I'm already decided to use Spring IoC in MR7. What I'm considering is Spring RCP. The motivation is to build the UI tier faster and also Spring RCP provisions - components and included/integrated libraries like JGoodies.

Althought here and there you can find some blog post describing how to start with Spring RCP, it took me some time to run PetClinic, so you might find this description useful...
  • Prerequisite: Subversion client
    Download Tortoise Subversion Client for windows (or your favorite one).
  • Checkout Spring RCP from the Sourceforge repository
  • Build the project
    • Download and install Maven 2 (configure your PATH environment variable to run mvn from anywhere).
    • Change to the root directory of the Spring RCP checkout (in our example it is c:\spring-rcp)
    • Run mvn install
    • ...now you may get a cup of coffee ;-)
    • If a repository item is not available (might happen), run mvn install again and again until it successfully finishes.
  • Run PetClinic (standalone)
    • Presuming that you are Eclipse developer...
    • Finish Maven2 installation by defining Eclipse classpath variable M2_REPO.

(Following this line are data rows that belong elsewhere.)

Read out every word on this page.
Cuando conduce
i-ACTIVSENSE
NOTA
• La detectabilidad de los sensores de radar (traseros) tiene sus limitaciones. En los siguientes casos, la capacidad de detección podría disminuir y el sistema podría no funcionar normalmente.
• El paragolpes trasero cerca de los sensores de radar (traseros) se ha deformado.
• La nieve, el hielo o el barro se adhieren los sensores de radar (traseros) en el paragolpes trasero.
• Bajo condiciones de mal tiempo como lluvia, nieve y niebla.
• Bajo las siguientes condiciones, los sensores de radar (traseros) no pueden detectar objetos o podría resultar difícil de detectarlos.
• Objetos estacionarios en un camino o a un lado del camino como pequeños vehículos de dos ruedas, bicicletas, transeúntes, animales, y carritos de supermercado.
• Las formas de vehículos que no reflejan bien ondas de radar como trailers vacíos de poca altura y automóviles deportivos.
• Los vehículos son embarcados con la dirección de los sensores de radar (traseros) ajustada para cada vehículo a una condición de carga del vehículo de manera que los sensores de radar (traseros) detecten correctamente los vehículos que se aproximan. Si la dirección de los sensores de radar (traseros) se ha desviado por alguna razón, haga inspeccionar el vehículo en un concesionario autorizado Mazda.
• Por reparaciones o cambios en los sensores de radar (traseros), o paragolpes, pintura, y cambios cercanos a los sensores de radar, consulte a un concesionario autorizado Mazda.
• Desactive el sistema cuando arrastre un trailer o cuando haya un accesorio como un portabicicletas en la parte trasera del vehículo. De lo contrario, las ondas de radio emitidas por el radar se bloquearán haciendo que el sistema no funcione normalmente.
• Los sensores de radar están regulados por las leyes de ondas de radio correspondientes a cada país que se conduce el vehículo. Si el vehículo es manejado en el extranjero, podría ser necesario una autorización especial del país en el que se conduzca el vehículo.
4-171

    • Go to Eclipse menu/Window/Preferences.../Classpath Variables. Select New... and create M2_REPO variable. It will point to the directory like C:/Documents and Settings/[user name]/.m2/repository
    • Let Maven2 create Eclipse projects by running mvn eclipse:eclipse in the root of the project (c:\spring-rcp).
    • Import projects to the Eclipse. Go to menu/File/Import.../Existing Project Into Workspace/ and select root directory (c:\spring-rcp). Eclipse will find several projects - import them all.
    • In package explorer open spring-richclient-petclinic-standalone project, find the package src/main/java/org.springframework.richclient.samples.petclinic.
    • Run PetClinicStandalone class by right click and Run as/Java Application
    • When you will be asked for username/passwd, just click Cancel.